June 1, 2011

A Camel Trek Along Morocco's Atlantic Coast

The honey colored beaches of Morocco’s Atlantic coast stretch out, scalloping around rock promontories, offering seemingly endless miles to nowhere.

The only way to see them is by foot, by boat, by donkey, or by camel. Camel is the transportation of choice in these parts and nothing sounded better to me than the contrast of a camel, ship of the desert on sand, flanked by an endless ocean.

We packed up our camels from “Le Kaouki,” a sweet whitewashed, blue-shuttered respite that overlooks the village of  Sidi Kaouki. From here, we could head out well-fed on kefta and homemade bread.  Well provisioned, we had collected our basics from the locals. Eggs. (On the back of a camel?) Vegetables. Bread. A tagine. A gas burner. Salt. Oil.  A few beers (Moroccan Especiale!)  The idea was to get fresh fish from fishermen along the way. A dinner of grilled Dorade was in our future, as well as a tagine for the catch of the day.

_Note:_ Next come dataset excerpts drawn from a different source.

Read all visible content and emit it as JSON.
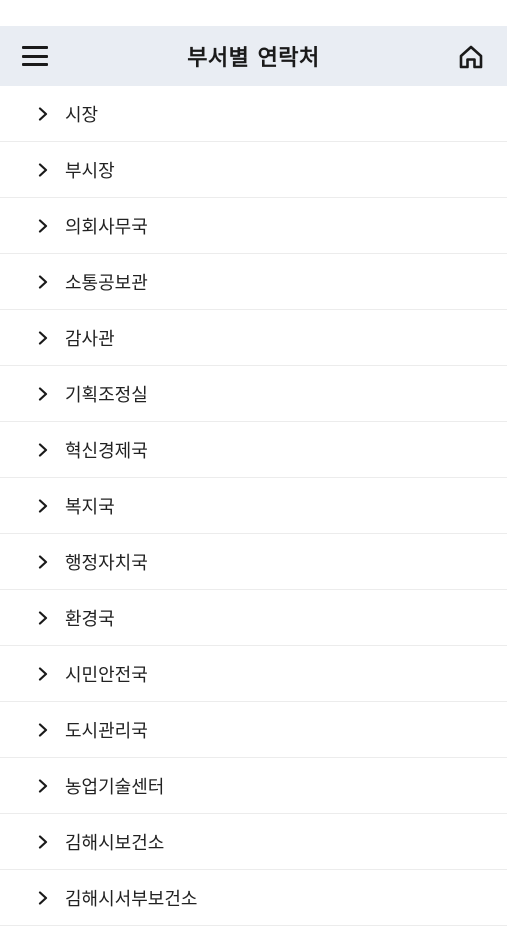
{
  "header": {
    "title": "부서별 연락처",
    "menu_icon": "menu-icon",
    "home_icon": "home-icon"
  },
  "departments": [
    {
      "label": "시장"
    },
    {
      "label": "부시장"
    },
    {
      "label": "의회사무국"
    },
    {
      "label": "소통공보관"
    },
    {
      "label": "감사관"
    },
    {
      "label": "기획조정실"
    },
    {
      "label": "혁신경제국"
    },
    {
      "label": "복지국"
    },
    {
      "label": "행정자치국"
    },
    {
      "label": "환경국"
    },
    {
      "label": "시민안전국"
    },
    {
      "label": "도시관리국"
    },
    {
      "label": "농업기술센터"
    },
    {
      "label": "김해시보건소"
    },
    {
      "label": "김해시서부보건소"
    }
  ],
  "colors": {
    "header_bg": "#e9edf3",
    "divider": "#ececec",
    "text": "#1a1a1a"
  }
}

Our sleeping mats, strung over the camels for us to sit on, created much needed extra padding. Unless you are used to riding a camel, you can get sore really fast. Once you get into the rhythm, it’s a gentle massage for the lower part of the body that doesn’t move enough. Comparable to doing  cat-cow poses in yoga or...pole dancing. We had three endless beaches to cross, and even though we left late in the day, there was no worry or thought of time. No hurry to arrive at a destination. We weren’t quite sure where we were going, but we knew we had a tent, some food and dry land to sleep on.